If there’s any decline or stagnation in the rate of children who are up-to-date on their normal vaccine schedule, doctors are quick to blame an increase in vaccine hesitancy driven by misinformation and questions about the COVID-19 vaccine — which has had remarkably slow uptake for the youngest kids.

They cast aspersions on ignorant parents and social-media misinformation campaigns, But they seldom acknowledge their own role in creating an environment in which parents are increasingly wary about the accuracy of the information they are receiving from health care professionals.

They seem to have memory-holed the months of public health officials telling us things that ended up not being true.

Like the initial claims that the vaccines prevented infection and stopped the spread of COVID. The vaccines prevented serious illness and hospitalization and minimized, but did not stop, contagiousness.

Now, they are finally acknowledging that the likelihood of contracting COVID, even after four shots, is probably inevitable, a fact punctuated by President Joe Biden’s recent bouts with illness.

The president, whose age makes him high-risk (unlike most children), thankfully appears to be weathering COVID, even after a "rebound" infection.
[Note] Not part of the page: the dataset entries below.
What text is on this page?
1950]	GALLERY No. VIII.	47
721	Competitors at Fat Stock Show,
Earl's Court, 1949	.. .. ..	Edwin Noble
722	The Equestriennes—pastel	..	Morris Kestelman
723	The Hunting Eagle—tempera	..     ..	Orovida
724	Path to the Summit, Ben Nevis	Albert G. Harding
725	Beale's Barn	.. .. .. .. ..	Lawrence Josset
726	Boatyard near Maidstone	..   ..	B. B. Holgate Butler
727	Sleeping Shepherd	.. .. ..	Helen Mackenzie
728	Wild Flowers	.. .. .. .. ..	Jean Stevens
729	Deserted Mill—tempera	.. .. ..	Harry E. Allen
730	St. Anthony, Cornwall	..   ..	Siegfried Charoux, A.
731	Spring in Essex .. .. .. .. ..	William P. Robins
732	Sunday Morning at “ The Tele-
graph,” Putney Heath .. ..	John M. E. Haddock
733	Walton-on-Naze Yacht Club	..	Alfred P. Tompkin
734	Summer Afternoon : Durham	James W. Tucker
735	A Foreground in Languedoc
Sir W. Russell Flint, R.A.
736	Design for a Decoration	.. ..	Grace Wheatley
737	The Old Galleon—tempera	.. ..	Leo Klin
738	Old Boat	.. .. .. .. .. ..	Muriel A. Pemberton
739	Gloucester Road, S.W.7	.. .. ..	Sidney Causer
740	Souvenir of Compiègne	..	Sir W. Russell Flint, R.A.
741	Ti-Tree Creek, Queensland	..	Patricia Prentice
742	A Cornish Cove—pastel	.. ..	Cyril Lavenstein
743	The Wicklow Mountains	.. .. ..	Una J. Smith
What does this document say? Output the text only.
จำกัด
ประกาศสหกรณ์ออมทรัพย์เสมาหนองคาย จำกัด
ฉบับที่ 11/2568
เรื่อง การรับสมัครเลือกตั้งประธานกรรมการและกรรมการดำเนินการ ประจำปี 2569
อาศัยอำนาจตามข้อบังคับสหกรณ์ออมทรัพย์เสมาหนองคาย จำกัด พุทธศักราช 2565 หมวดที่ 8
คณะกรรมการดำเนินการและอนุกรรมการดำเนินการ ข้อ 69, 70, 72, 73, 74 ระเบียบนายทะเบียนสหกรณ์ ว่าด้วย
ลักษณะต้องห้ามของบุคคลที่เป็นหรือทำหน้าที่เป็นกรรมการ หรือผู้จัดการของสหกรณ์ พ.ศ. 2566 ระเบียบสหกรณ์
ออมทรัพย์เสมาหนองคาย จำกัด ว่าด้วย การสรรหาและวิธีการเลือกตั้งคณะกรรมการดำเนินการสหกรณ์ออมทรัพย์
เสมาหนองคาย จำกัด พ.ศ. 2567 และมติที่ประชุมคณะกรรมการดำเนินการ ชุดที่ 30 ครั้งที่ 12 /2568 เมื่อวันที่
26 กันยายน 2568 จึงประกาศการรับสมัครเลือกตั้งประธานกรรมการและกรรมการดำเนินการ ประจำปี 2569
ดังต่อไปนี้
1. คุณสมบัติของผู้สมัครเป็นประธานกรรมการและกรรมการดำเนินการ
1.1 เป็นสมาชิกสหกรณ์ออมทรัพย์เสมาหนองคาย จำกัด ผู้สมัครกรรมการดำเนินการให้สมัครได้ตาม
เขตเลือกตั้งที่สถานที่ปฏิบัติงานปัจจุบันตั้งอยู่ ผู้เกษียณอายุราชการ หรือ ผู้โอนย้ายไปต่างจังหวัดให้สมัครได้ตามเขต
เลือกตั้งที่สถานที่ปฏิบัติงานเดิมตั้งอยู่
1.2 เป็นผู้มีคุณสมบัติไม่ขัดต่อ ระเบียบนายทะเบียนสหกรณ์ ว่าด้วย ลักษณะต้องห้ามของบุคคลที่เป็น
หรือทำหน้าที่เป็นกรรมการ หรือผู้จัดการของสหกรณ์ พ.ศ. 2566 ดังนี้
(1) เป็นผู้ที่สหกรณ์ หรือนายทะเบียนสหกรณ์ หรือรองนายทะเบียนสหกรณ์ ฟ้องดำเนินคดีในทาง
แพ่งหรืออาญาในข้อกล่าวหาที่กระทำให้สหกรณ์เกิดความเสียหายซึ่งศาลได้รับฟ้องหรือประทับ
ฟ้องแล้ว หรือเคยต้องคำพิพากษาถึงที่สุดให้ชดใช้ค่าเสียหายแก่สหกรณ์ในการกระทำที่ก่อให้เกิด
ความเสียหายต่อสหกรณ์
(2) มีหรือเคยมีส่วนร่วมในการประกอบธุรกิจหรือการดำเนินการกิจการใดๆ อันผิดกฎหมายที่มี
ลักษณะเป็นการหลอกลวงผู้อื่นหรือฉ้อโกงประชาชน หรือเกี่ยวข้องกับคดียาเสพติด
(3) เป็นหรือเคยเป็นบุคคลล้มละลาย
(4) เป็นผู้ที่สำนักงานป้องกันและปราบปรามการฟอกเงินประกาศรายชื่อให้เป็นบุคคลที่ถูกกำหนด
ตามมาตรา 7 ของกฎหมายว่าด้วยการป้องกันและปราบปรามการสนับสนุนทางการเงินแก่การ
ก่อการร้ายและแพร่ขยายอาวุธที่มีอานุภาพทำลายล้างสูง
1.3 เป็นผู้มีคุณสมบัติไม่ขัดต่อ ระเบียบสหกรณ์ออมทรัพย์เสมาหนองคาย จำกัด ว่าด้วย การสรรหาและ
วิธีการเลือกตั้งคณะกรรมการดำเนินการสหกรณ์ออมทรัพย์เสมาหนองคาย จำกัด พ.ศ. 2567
But there is no way of knowing for certain if that is a function of his many vaccine shots, use of the drug Paxlovid or the mild nature of the variant he contracted.

The continued insistence of public health officials that masking and ever-more boosters are needed to end the spread of a virus that most of us have had and survived has a hollowness that rightly makes people more skeptical of the medical information we are receiving.

And that skepticism has understandably trickled down into the daily medical choices we make, even things such as traditional childhood vaccines that never once gave most of us a second thought.

As the recent revelatory review by University College London which pushed back on long-held belief that depression is caused by a serotonin imbalance in the brain has demonstrated, medical knowledge is in constant flux.

Science, as they say, is seldom settled, and doctors and health officials would better serve the public by regularly saying so.

It would be good for doctors and parents to have a more open and honest dialogue about even routine medical practices and procedures.

It would certainly increase my confidence in getting our well-check appointments back on the calendar.